Ce qu’elle eût supporté d’une gouvernante ou d’une amie, d’un homme la gênait. De sorte que mille manèges féminins qu’elle eût pu pratiquer vis-à-vis de Claude, et sans même se rendre soupçonnable de coquetterie, elle n’osait pas y recourir parce que j’étais là. Sa contrainte me faisait peine ; mais cette retenue que Bernerette s’imposait à cause de moi, fut la seule attention qu’elle me témoigna en toute cette triste aventure ; j’en venais à être flatté que, du moins, elle me traitât en homme. Dans l’excès de mon infortune, je l’avoue, je fus content quelquefois de pouvoir être gênant !
Que je fis donc bien de profiter de cette période relativement supportable ! Elle ne devait pas durer.
Claude, lui, commença d’être touché de cette extrême réserve de Bernerette. Il avait coutume de voir les femmes, un peu partout, se jeter à sa tête, et il semblait bien ne s’être attaché jusqu’ici qu’à l’une d’elles, la seule qu’il eût pris la peine, tout au moins, de descendre chercher dans la rue. Au bout de quatre ou cinq jours, il fut visible que Bernerette l’intéressait, et il fit quelques pas pour le lui témoigner.
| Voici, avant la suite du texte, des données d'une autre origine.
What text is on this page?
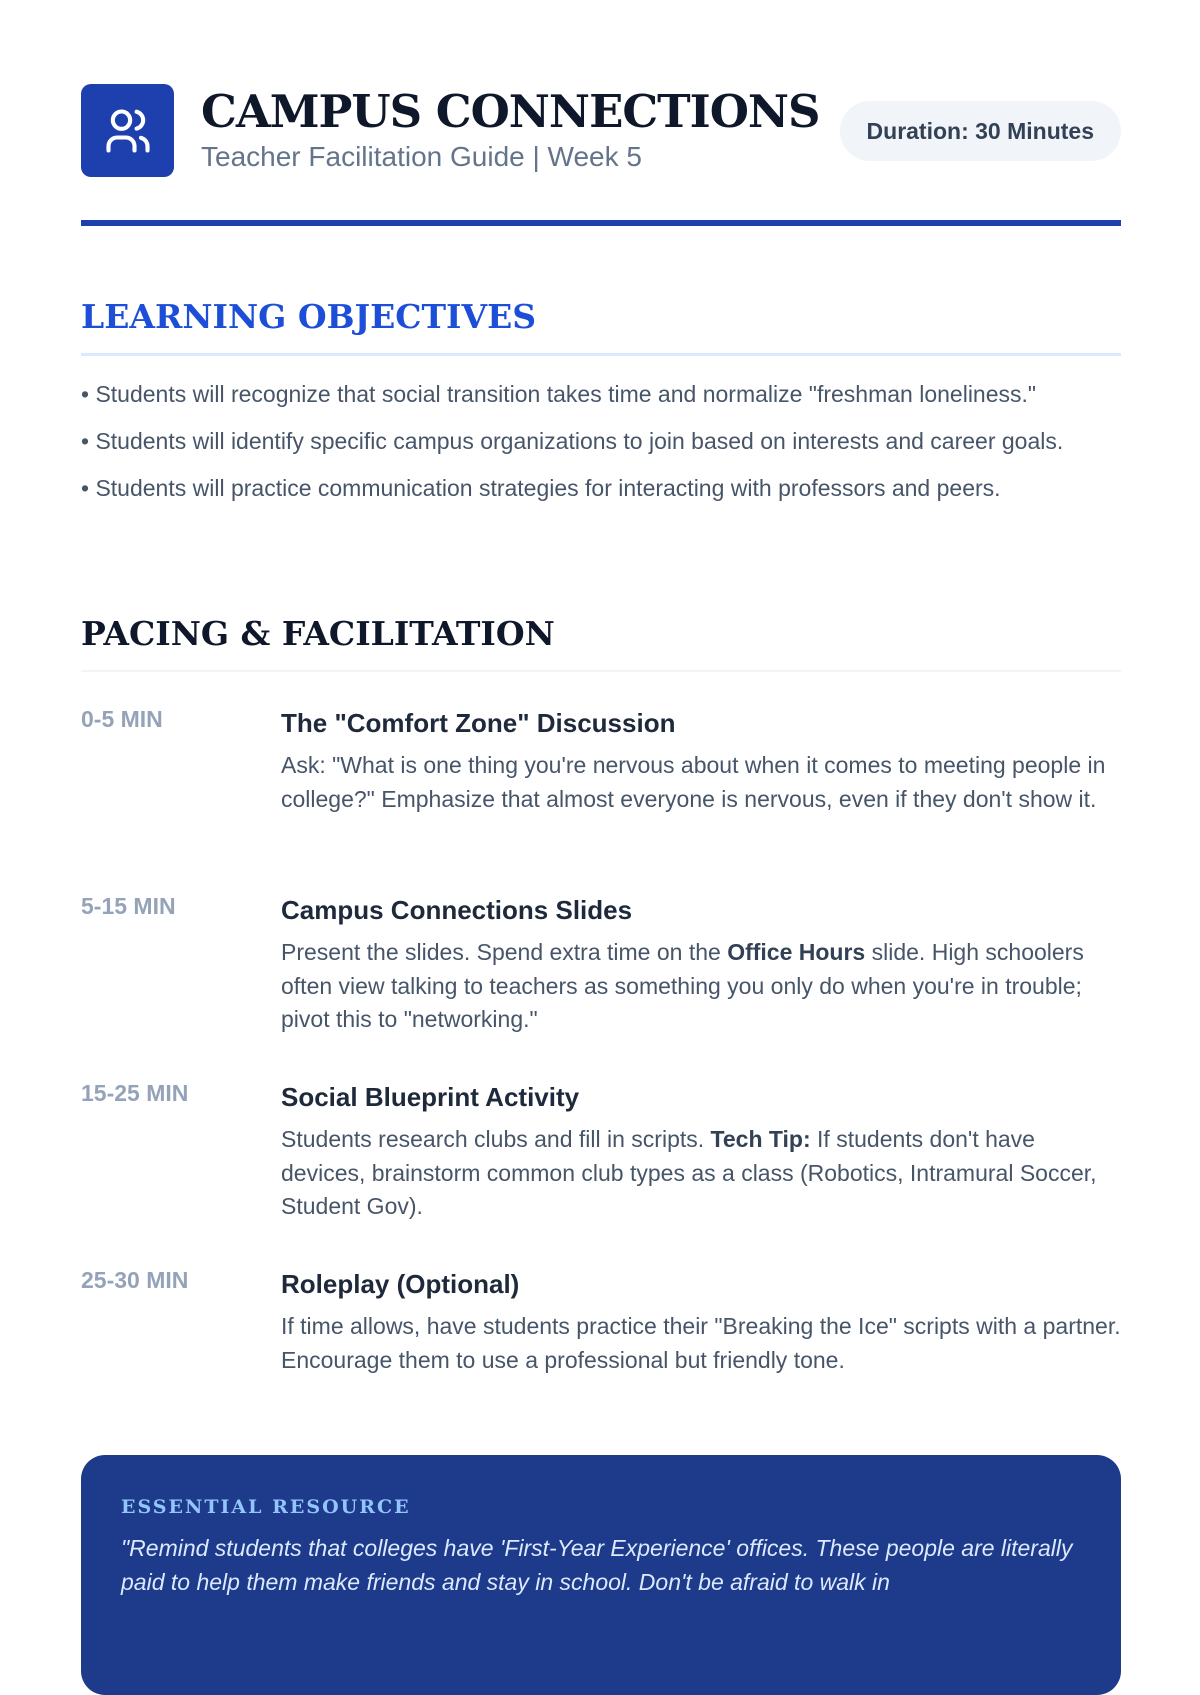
CAMPUS CONNECTIONS
Teacher Facilitation Guide | Week 5
Duration: 30 Minutes
LEARNING OBJECTIVES
• Students will recognize that social transition takes time and normalize "freshman loneliness."
• Students will identify specific campus organizations to join based on interests and career goals.
• Students will practice communication strategies for interacting with professors and peers.
PACING & FACILITATION
0-5 MIN	The "Comfort Zone" Discussion

Ask: "What is one thing you're nervous about when it comes to meeting people in college?" Emphasize that almost everyone is nervous, even if they don't show it.

5-15 MIN	Campus Connections Slides

Present the slides. Spend extra time on the Office Hours slide. High schoolers often view talking to teachers as something you only do when you're in trouble; pivot this to "networking."

15-25 MIN	Social Blueprint Activity

Students research clubs and fill in scripts. Tech Tip: If students don't have devices, brainstorm common club types as a class (Robotics, Intramural Soccer, Student Gov).

25-30 MIN	Roleplay (Optional)

If time allows, have students practice their "Breaking the Ice" scripts with a partner. Encourage them to use a professional but friendly tone.

ESSENTIAL RESOURCE
"Remind students that colleges have 'First-Year Experience' offices. These people are literally paid to help them make friends and stay in school. Don't be afraid to walk in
Cela fut si visible que madame de Chanclos s’en alarma avant même que sa fille n’eût cru pouvoir s’en réjouir ; elle s’en alarma, la pauvre femme, parce qu’elle croyait que Claude marchait sur mes brisées ; et, voyant aussi bien que j’avais du souci, elle fut sur le point de me plaindre ou de me crier casse-cou, ou de s’indigner de ma lâcheté ! Oui, le moment menaça où elle allait m’offrir ses soins pour me débarrasser de Gérard ! Je fuyais la fille pour ne la point incommoder ; je fuyais la mère pour qu’elle ne m’accablât pas de ses bontés ! J’assistais à des événements qui ne revêtaient que pour moi la forme d’une tragi-comédie raffinée ; à tout instant, à la rigueur, j’eusse pu quitter le spectacle, mais, soit entraîné par les premiers actes, soit empoigné par une douleur que le comique avivait à outrance, je demeurais à ma place. On connaît des cauchemars semblables, au cours desquels on se dit : « Je vais m’éveiller, parce que cela devient affreux, » mais aussitôt : « Tout de même, si l’on poussait plus avant !… »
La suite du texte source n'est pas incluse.